Another method for isolation of HLA I molecules and their ligandome is the transfection of a cell line with an expression vector encoding a soluble secreted form of MHC I, without a transmembrane domain, and the further immunoprecipitation of secreted MHCs with peptides attached. The MHC I delivery methods include DNA transfection [100[65][66],101], transduction with retroviruses [102][67], and mRNA transfection [103][68]. At the same time, this method allows culturing cells for long periods, similar to MAE, which facilitates the accumulation of a significant amount of MHC ligands and gives the most specific result due to the immunoprecipitation. However, various genetic engineering procedures can cause an appreciable rearrangement of the protein composition of the cell, together with the MHC ligandome. In addition, similar to MAE, this method does not work with tissues due to the complexity of the use of genetic engineering techniques [74][37].
Over the past 20–25 years, research in the field of immunopeptidomics has made significant progress, both in methodological terms and in the volume and completeness of the data obtained. The accumulated experience made it possible to improve the immunotherapeutic approach to various oncological diseases [162][69]. Immunopeptidome analysis has become one of the essential directions of working with adaptive immunity. However, the application of various methodological approaches to this analysis has led to the results that not only cannot be compared with each other but also combined into large associative studies. In the largest to date, to our knowledge, the immunopeptidome study analyzed 10 biosamples of postoperative material and 142 blood plasma samples taken from patients with glioblastoma [89][52]. Therefore, without a single unified protocol for working with an immunopeptidome, the scientific community faces the difficulty of comparing and combining data and gaining even greater knowledge about the immunopeptidome.
To unite the efforts of the community of immunopeptidome researchers under the auspices of the Human Proteome Organization (HUPO), the Human Immunopeptidome Project (HIPP) consortium was created [163][70]. The main stated objective of the HUPO-HIPP is to map the entire repertoire of HLA ligands and to make immunopeptidome analysis accessible to any researcher. In particular, this project seeks to conduct association studies of the immunopeptidome in a consortium of large centers or even countries, which could provide a global qualitative and comprehensive analysis of various disease-associated HLA alleles. The idea of such large-scale studies has led Vizcaíno et al. to the concept of an immunopeptidome-wide association study (IWAS): combining the capabilities of many scientific centers to identify correlations between the components of an immunopeptidome and certain human diseases based on studies of large groups of people [164][71].

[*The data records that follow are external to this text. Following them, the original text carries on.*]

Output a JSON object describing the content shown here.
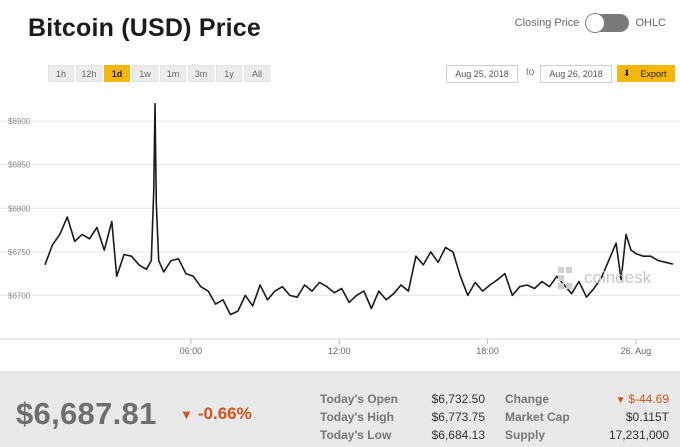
{
  "header": {
    "title": "Bitcoin (USD) Price",
    "toggle_left_label": "Closing Price",
    "toggle_right_label": "OHLC"
  },
  "ranges": [
    "1h",
    "12h",
    "1d",
    "1w",
    "1m",
    "3m",
    "1y",
    "All"
  ],
  "active_range": "1d",
  "date_range": {
    "from": "Aug 25, 2018",
    "separator": "to",
    "to": "Aug 26, 2018",
    "export_label": "Export",
    "export_icon": "download-arrow-icon"
  },
  "colors": {
    "accent": "#f6b60b",
    "line": "#1a1a1a",
    "negative": "#d0521e",
    "grid": "#e6e6e6"
  },
  "watermark": "coindesk",
  "chart_data": {
    "type": "line",
    "y_ticks": [
      "$6900",
      "$6850",
      "$6800",
      "$6750",
      "$6700"
    ],
    "y_tick_values": [
      6900,
      6850,
      6800,
      6750,
      6700
    ],
    "x_ticks": [
      "06:00",
      "12:00",
      "18:00",
      "26. Aug"
    ],
    "x_tick_hours": [
      6,
      12,
      18,
      24
    ],
    "ylim": [
      6650,
      6930
    ],
    "xlim": [
      0.1,
      25.5
    ],
    "grid": true,
    "series": [
      {
        "x": [
          0.1,
          0.4,
          0.7,
          1.0,
          1.3,
          1.6,
          1.9,
          2.2,
          2.5,
          2.8,
          3.0,
          3.3,
          3.6,
          3.9,
          4.2,
          4.4,
          4.5,
          4.55,
          4.6,
          4.7,
          4.9,
          5.2,
          5.5,
          5.8,
          6.1,
          6.4,
          6.7,
          7.0,
          7.3,
          7.6,
          7.9,
          8.2,
          8.5,
          8.8,
          9.1,
          9.4,
          9.7,
          10.0,
          10.3,
          10.6,
          10.9,
          11.2,
          11.5,
          11.8,
          12.1,
          12.4,
          12.7,
          13.0,
          13.3,
          13.6,
          13.9,
          14.2,
          14.5,
          14.8,
          15.1,
          15.4,
          15.7,
          16.0,
          16.3,
          16.6,
          16.9,
          17.2,
          17.5,
          17.8,
          18.1,
          18.4,
          18.7,
          19.0,
          19.3,
          19.6,
          19.9,
          20.2,
          20.5,
          20.8,
          21.1,
          21.4,
          21.7,
          22.0,
          22.3,
          22.6,
          22.9,
          23.2,
          23.4,
          23.6,
          23.8,
          24.0,
          24.3,
          24.6,
          24.9,
          25.2,
          25.5
        ],
        "y": [
          6735,
          6758,
          6770,
          6790,
          6762,
          6770,
          6765,
          6778,
          6752,
          6785,
          6722,
          6747,
          6745,
          6735,
          6730,
          6740,
          6822,
          6920,
          6805,
          6740,
          6727,
          6740,
          6742,
          6725,
          6722,
          6710,
          6705,
          6690,
          6695,
          6678,
          6682,
          6700,
          6688,
          6712,
          6695,
          6705,
          6710,
          6700,
          6698,
          6712,
          6705,
          6715,
          6710,
          6703,
          6708,
          6692,
          6700,
          6705,
          6685,
          6705,
          6695,
          6702,
          6712,
          6705,
          6745,
          6735,
          6750,
          6738,
          6755,
          6750,
          6722,
          6700,
          6715,
          6705,
          6712,
          6718,
          6725,
          6700,
          6710,
          6712,
          6708,
          6716,
          6710,
          6722,
          6712,
          6702,
          6716,
          6698,
          6708,
          6720,
          6740,
          6760,
          6718,
          6770,
          6752,
          6748,
          6745,
          6745,
          6740,
          6738,
          6736
        ]
      }
    ]
  },
  "footer": {
    "price": "$6,687.81",
    "change_pct": "-0.66%",
    "change_icon": "down-triangle-icon",
    "stats_left": [
      {
        "label": "Today's Open",
        "value": "$6,732.50"
      },
      {
        "label": "Today's High",
        "value": "$6,773.75"
      },
      {
        "label": "Today's Low",
        "value": "$6,684.13"
      }
    ],
    "stats_right": [
      {
        "label": "Change",
        "value": "$-44.69",
        "negative": true
      },
      {
        "label": "Market Cap",
        "value": "$0.115T"
      },
      {
        "label": "Supply",
        "value": "17,231,000"
      }
    ]
  }
}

We assume that further optimization of research in the field of immunopeptidome will be the automation of experiments to reduce time costs and increase reproducibility. High-throughput protocols for the isolation of immunopeptidome are already beginning to appear, which can allow the robotization of this process [93][56]. Similar to the massive parallel nucleic acid sequencing, similar strategies for parallel peptide sequencing are already being developed [165][72], which will allow the analysis of low-abundance samples and mapping of rare amino acid variants.